The foreign direct investment flows into developing countries including India, is expected to recover over the next couple of years and is projected to increase by 17 per cent in 2010, a World Bank report said.
The report -- World Investment and Political Risk -- which was launched by the World Bank's Multilateral Investment Guarantee Agency said the net FDI inflows into the developing countries is projected to touch $416 billion in 2010, up from its 2009 level of $354 billion.
Overall, FDI inflows to the developing world continues to be 'overwhelmingly' concentrated in middle-income countries, with Brazil, the Russian Federation, India, and China alone absorbing about half, the report said.
Net private flows (which include FDI and portfolio equity flows, as well as debt from private creditors) are projected to rebound in 2010 and 2011, but to remain substantially lower than their $1.2 trillion peak in 2007.
FDI prospects appear brighter for developing countries in 2010 and beyond: their economic performance is expected to outpace that of high-income economies as their domestic demand is buoyant, the report said.
"This upsurge in FDI into developing countries is welcome news, especially considering last year's drop," MIGA executive vice president Izumi Kobayashi said.
FDI into developing countries declined by 40 per cent last year.

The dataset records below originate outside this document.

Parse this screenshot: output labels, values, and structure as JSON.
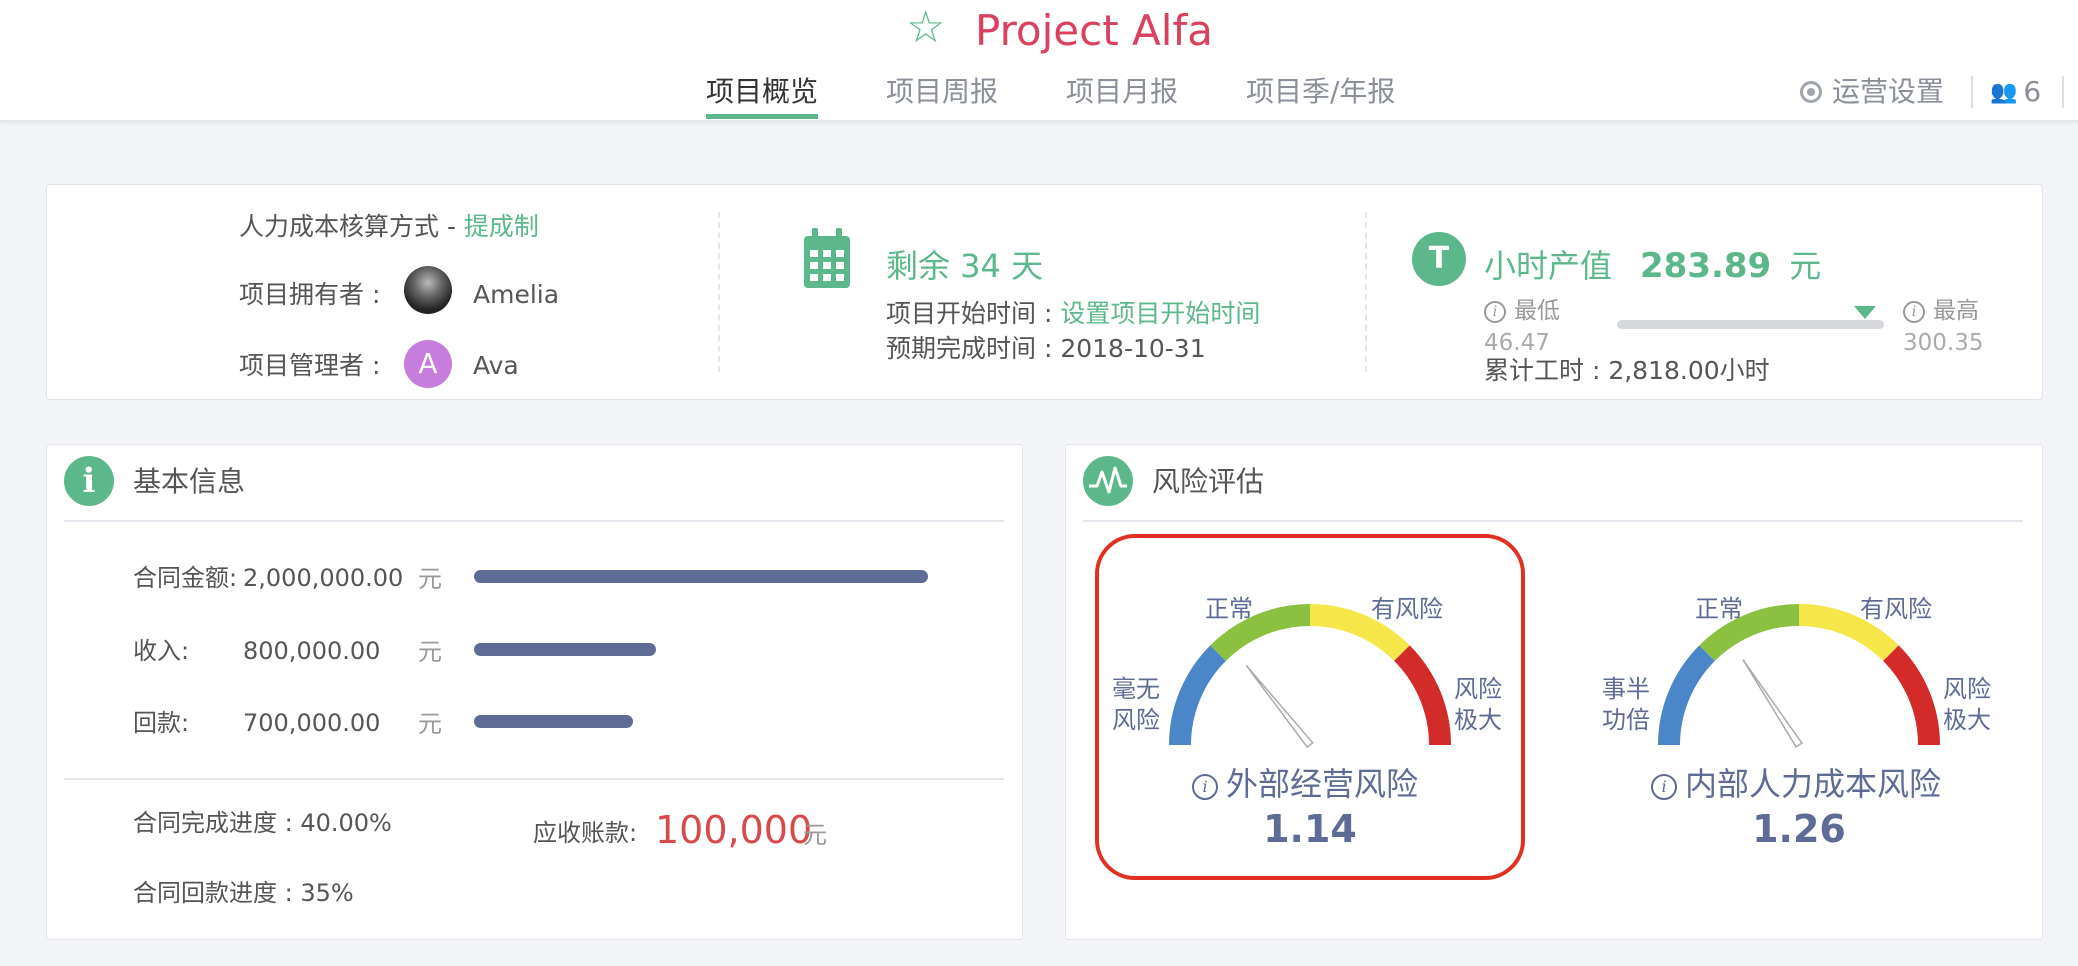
{
  "header": {
    "title": "Project Alfa",
    "tabs": [
      "项目概览",
      "项目周报",
      "项目月报",
      "项目季/年报"
    ],
    "active_tab": 0,
    "ops_settings": "运营设置",
    "member_count": "6"
  },
  "summary": {
    "cost_method_label": "人力成本核算方式 - ",
    "cost_method_value": "提成制",
    "owner_label": "项目拥有者 :",
    "owner_name": "Amelia",
    "manager_label": "项目管理者 :",
    "manager_initial": "A",
    "manager_name": "Ava",
    "remaining": "剩余 34 天",
    "start_label": "项目开始时间 : ",
    "start_value": "设置项目开始时间",
    "end_label": "预期完成时间 : 2018-10-31",
    "hourly_label": "小时产值",
    "hourly_value": "283.89",
    "hourly_unit": "元",
    "min_label": "最低",
    "min_value": "46.47",
    "max_label": "最高",
    "max_value": "300.35",
    "hourly_level": 0.93,
    "total_hours": "累计工时 : 2,818.00小时"
  },
  "basic": {
    "title": "基本信息",
    "rows": [
      {
        "label": "合同金额: ",
        "value": "2,000,000.00",
        "unit": "元",
        "amount": 2000000
      },
      {
        "label": "收入: ",
        "value": "800,000.00",
        "unit": "元",
        "amount": 800000
      },
      {
        "label": "回款: ",
        "value": "700,000.00",
        "unit": "元",
        "amount": 700000
      }
    ],
    "contract_progress": "合同完成进度 : 40.00%",
    "payment_progress": "合同回款进度 : 35%",
    "receivable_label": "应收账款:",
    "receivable_value": "100,000",
    "receivable_unit": "元"
  },
  "risk": {
    "title": "风险评估",
    "gauges": [
      {
        "name": "外部经营风险",
        "value": "1.14",
        "level": 1.14,
        "labels": [
          "毫无",
          "风险",
          "正常",
          "有风险",
          "风险",
          "极大"
        ]
      },
      {
        "name": "内部人力成本风险",
        "value": "1.26",
        "level": 1.26,
        "labels": [
          "事半",
          "功倍",
          "正常",
          "有风险",
          "风险",
          "极大"
        ]
      }
    ],
    "colors": {
      "blue": "#4a86c8",
      "green": "#8cc040",
      "yellow": "#f5e64a",
      "red": "#d32a2a"
    }
  }
}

Kobayashi noted that 'FDI flows directed to productive assets can spur economic growth and reduce poverty.'
FDI can help generate and sustain economic growth and development by providing much-needed financial resources, technology transfer, managerial expertise, and connections to the global economy, the report said.
"Economic growth is critical for all of us around the globe but it is even more so for underserved markets -- those economies that have been struggling under the very heavy burden of conflict and instability," Kobayashi added.
The MIGA report said executives from multinational companies across the world believe that despite the various problems being faced by the developing world, such as lack of finance and quality of infrastructure, the biggest worry is 'political risk'.
The top worry of multinational executives when operating in developing countries over the next three years is political risk, and a fifth of the investors surveyed use political risk insurance to mitigate this risk.
The report, which also focuses on FDI into conflict affected and fragile economies, said investors there are mainly concerned about adverse government intervention rather than overt political violence as adverse changes are often responsible for losses in these destinations.